The NAACP has filed a discrimination lawsuit against US Airways, claiming it assigns African American employees to less desirable gates and shifts, and gives work areas dominated by black employees racially loaded nicknames such as “Compton,” “Camden,” and “The Ghetto.”
Shifts and areas with more white workers are called “Frankford,” “South Philly,” and “King of Prussia,” according to the lawsuit, which was filed late yesterday in U.S. District Court for the Eastern District of Pennsylvania.
Former airline employee Tiffany Salters, a customer-service manager, said she was told that she had to quit her position as secretary of the Camden County branch of the NAACP or lose her job at US Airways. She felt she was “harassed” by managers because of her work with the NAACP, she said, and ultimately was fired in 2007 for a security lapse she said was not her responsibility.
Managers, Salters said, would refer to individual African American employees as being “ghetto” or “hood.” She said she was praised for her ability to get along with all sorts of customers.

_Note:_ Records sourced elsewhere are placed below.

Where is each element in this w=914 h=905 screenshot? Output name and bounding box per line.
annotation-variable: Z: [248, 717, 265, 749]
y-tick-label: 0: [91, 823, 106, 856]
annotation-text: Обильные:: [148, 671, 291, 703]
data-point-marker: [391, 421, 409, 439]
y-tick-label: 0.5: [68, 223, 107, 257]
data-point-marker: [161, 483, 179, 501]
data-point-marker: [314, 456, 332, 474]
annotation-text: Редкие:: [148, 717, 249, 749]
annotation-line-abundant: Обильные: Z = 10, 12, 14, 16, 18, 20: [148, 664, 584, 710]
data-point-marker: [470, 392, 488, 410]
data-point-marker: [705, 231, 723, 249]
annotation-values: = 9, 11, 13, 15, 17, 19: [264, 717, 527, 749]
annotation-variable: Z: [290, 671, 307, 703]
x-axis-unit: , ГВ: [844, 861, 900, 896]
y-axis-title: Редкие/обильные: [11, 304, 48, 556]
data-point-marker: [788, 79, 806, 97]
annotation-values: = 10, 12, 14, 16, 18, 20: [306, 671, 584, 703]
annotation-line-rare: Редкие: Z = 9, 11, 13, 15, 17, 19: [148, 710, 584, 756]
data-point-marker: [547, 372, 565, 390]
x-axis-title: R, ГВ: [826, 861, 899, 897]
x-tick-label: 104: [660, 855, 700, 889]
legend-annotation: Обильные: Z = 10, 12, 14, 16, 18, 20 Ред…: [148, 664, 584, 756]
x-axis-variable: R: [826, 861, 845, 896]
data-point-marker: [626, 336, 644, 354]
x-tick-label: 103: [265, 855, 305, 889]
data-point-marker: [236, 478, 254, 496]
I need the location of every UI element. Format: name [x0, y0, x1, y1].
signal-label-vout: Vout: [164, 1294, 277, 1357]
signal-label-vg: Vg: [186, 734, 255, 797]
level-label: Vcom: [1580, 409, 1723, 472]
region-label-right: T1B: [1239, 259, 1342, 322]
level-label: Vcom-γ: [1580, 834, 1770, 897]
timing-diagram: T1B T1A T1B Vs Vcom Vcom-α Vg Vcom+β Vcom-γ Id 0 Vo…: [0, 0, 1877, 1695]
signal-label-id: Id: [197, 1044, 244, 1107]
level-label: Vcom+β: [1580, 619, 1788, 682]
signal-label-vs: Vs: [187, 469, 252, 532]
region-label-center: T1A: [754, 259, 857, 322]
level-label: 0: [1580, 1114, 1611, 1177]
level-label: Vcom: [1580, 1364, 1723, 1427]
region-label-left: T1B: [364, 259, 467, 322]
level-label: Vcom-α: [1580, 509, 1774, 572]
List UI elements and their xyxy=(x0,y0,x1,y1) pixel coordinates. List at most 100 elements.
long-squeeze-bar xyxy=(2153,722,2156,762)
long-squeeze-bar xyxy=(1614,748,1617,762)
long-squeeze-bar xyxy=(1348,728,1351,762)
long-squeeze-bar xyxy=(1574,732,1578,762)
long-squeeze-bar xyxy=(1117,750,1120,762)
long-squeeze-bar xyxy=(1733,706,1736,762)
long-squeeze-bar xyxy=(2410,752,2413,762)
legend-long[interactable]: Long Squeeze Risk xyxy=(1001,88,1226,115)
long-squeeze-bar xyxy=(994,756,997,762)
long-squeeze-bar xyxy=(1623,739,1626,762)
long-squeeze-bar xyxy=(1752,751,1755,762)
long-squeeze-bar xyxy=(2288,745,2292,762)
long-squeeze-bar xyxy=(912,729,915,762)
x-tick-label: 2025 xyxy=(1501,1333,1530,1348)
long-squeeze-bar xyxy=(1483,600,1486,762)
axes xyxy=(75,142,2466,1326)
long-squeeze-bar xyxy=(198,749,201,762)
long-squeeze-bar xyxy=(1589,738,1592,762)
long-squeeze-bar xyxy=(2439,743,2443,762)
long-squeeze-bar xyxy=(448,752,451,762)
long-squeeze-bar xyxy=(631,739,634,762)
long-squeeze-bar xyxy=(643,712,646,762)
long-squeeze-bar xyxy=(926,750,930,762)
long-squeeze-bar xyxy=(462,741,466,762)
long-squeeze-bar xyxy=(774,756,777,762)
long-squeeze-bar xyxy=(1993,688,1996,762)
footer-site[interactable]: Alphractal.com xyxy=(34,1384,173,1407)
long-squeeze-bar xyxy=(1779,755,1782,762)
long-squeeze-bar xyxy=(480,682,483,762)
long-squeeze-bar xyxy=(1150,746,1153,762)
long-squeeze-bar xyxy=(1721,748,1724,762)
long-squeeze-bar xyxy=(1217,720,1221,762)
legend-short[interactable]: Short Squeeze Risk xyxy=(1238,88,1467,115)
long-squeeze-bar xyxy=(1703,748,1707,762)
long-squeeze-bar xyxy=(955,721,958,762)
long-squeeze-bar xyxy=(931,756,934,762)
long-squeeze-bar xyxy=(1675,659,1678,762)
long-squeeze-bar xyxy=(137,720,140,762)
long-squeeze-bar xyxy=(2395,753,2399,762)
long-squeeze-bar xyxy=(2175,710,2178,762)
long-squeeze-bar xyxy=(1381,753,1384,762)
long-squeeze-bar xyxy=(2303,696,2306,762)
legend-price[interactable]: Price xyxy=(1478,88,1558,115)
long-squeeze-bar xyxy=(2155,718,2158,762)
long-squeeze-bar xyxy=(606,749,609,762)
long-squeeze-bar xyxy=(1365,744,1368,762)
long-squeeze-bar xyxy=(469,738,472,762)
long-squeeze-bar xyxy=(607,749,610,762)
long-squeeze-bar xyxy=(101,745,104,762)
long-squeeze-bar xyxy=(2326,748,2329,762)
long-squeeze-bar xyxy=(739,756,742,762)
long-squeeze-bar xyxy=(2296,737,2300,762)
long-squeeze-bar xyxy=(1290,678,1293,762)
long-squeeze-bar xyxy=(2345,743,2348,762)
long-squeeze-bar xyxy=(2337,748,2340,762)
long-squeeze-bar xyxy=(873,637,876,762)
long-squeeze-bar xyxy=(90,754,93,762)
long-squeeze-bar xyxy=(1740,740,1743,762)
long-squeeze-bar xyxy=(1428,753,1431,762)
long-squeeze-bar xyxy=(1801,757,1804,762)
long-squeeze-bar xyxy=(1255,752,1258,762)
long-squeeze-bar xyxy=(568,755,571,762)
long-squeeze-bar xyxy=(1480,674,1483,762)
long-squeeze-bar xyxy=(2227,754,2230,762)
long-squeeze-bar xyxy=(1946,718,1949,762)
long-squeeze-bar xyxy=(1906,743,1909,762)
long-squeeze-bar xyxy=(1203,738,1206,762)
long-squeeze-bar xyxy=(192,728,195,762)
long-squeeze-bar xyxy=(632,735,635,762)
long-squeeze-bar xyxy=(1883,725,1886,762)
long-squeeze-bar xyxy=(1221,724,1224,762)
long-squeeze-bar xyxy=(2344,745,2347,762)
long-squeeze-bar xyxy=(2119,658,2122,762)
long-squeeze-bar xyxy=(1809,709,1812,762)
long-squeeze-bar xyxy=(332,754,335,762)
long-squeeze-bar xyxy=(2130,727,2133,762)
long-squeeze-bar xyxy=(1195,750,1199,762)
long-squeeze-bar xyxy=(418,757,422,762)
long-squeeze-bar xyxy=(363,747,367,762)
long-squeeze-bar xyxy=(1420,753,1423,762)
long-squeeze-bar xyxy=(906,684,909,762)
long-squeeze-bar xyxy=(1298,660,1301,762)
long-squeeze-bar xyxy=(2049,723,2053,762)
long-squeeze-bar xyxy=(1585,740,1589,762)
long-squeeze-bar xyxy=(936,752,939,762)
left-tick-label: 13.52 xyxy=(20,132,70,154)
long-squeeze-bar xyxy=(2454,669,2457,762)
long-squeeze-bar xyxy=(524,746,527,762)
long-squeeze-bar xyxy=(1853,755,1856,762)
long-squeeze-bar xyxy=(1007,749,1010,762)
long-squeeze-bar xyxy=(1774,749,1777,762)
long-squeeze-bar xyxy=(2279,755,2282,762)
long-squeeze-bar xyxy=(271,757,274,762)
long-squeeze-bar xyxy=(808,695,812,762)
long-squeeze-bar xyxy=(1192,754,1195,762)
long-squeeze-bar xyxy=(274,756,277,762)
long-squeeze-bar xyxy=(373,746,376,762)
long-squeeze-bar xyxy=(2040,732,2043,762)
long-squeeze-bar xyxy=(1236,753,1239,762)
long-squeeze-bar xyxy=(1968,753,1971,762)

A manager told her she had the “complexion for the connection.”
Brian Mildenberg, a lawyer representing the NAACP and the employees, said it was “against the law to have a hostile working environment for a particular minority.”
The suit seeks damages for all African American employees, reinstatement of the employees in the suit, an immediate ban on “racial code words,” and the appointment of a civil-rights monitor over US Airways’ Philadelphia operations.